Advertisers are at a turning point today. Do they give up control of their investments to the walled gardens, who are increasingly restricting access to their reporting capabilities and removing control from advertisers, or do they continue investing in an open and transparent internet? It might be tempting to give in and just let Facebook or Google Ads do all the work, but the savviest advertisers need the open web. Moreover, for the open web to be effective, they need transparency and independent AI for the following reasons:
- Brand Safety: without transparency, walled gardens cannot guarantee a safe environment (Facebook is a good example of this). Furthermore, brand safety is an iterative process. Only by observing where the diffusion of a campaign is can an advertiser refine its definition of what is acceptable or not.

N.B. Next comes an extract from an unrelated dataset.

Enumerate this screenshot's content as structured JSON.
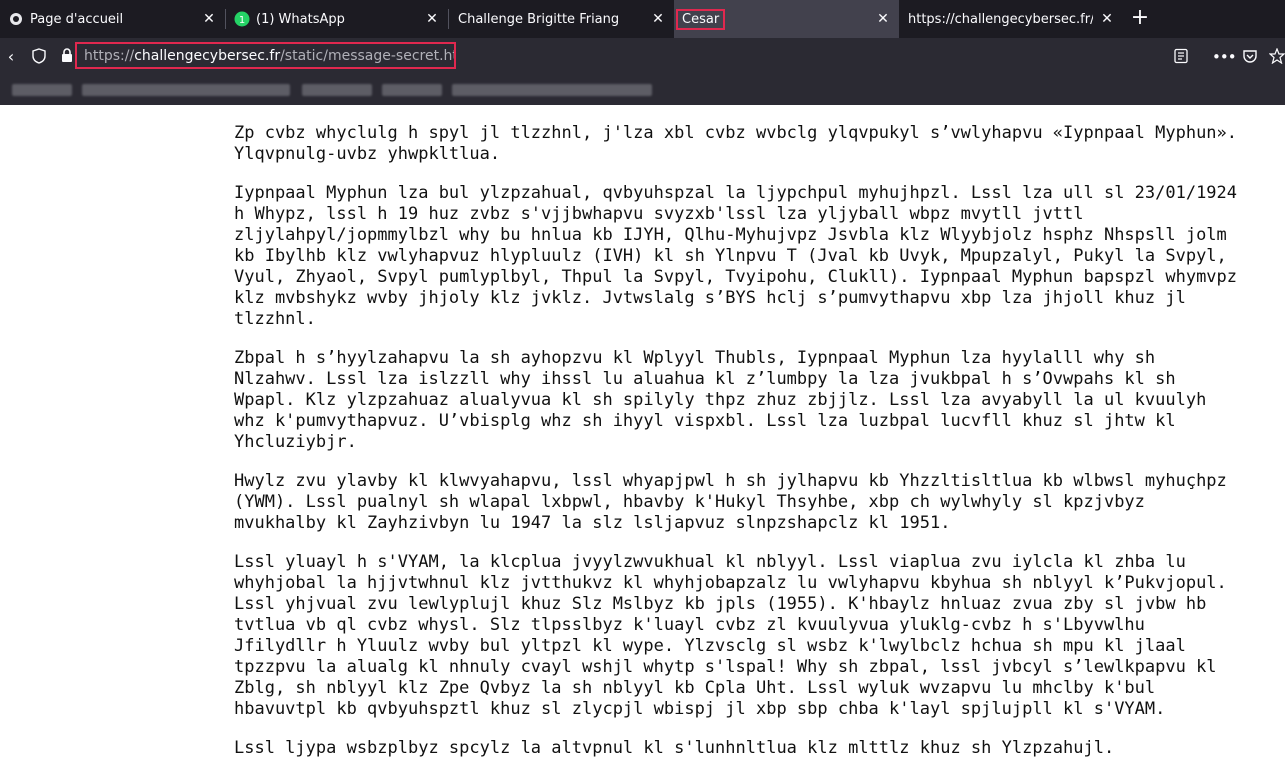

- Insights: digital advertising has always been the laboratory of marketing departments, since it is traditionally the only fully-measurable channel. By observing what is performing, marketers draw insights that power their whole advertising strategy. However, by increasingly removing granular reporting, walled gardens make these insights disappear.
- Performance: walled gardens’ buying strategies are necessarily a tradeoff between the platform's own objectives and the advertiser ones. Advertisers deserve algorithms trained to maximise their objectives, and independent AI companies, such as Scibids, are best placed to do that.
Similarly, what is the role of AI solutions for agencies in the cookieless era? What roles can AI play across multiple agency departments?
The digitisation of the global economy means more data signals for agencies to make sense of, making AI necessary to help analyse the media planning, buying, and measurement processes. And, with the increasingly fraught privacy landscape, AI will help make realising consumer expectations more seamless while ensuring those experiences are privacy-friendly. In the cookieless era, the entire ecosystem will face the rise of a new kind of data – abundant non-user-specific contextual signals. We’re all trying to figure out how to make this data as effective as possible for decisioning, and this is where technologies such as artificial intelligence come into play.
The challenge for agencies is that many lack the advanced engineering and data science resources needed to activate customisable AI solutions at scale and to tap into their proprietary data assets. As a result, we’re seeing the emergence of RFPs from agencies seeking to procure AI technology to enhance existing investments in their ad tech stacks to deliver advanced optimisation. We pride ourselves on being an agnostic partner that helps all advertisers and measurement partners do more for their clients through AI.
How has ad spend been affected by the coronavirus pandemic, and how do you see it evolving in the coming 12-24 months?
The pandemic created rapid consumer behaviour changes, leading marketers to rely on accountable and addressable marketing channels. We predict that the industry will continue to see more innovative forms of KPIs occur, as we’re seeing with attention metrics today. The industry will also see more privacy-friendly data consumption practices, which is already happening as the industry weans itself from cookies and digital identifiers. Making use of data in the entire ad stack, from planning and targeting to measurement and reporting, and making it actionable in the decisioning process, will be on the rise – and will require independent AI to do so successfully.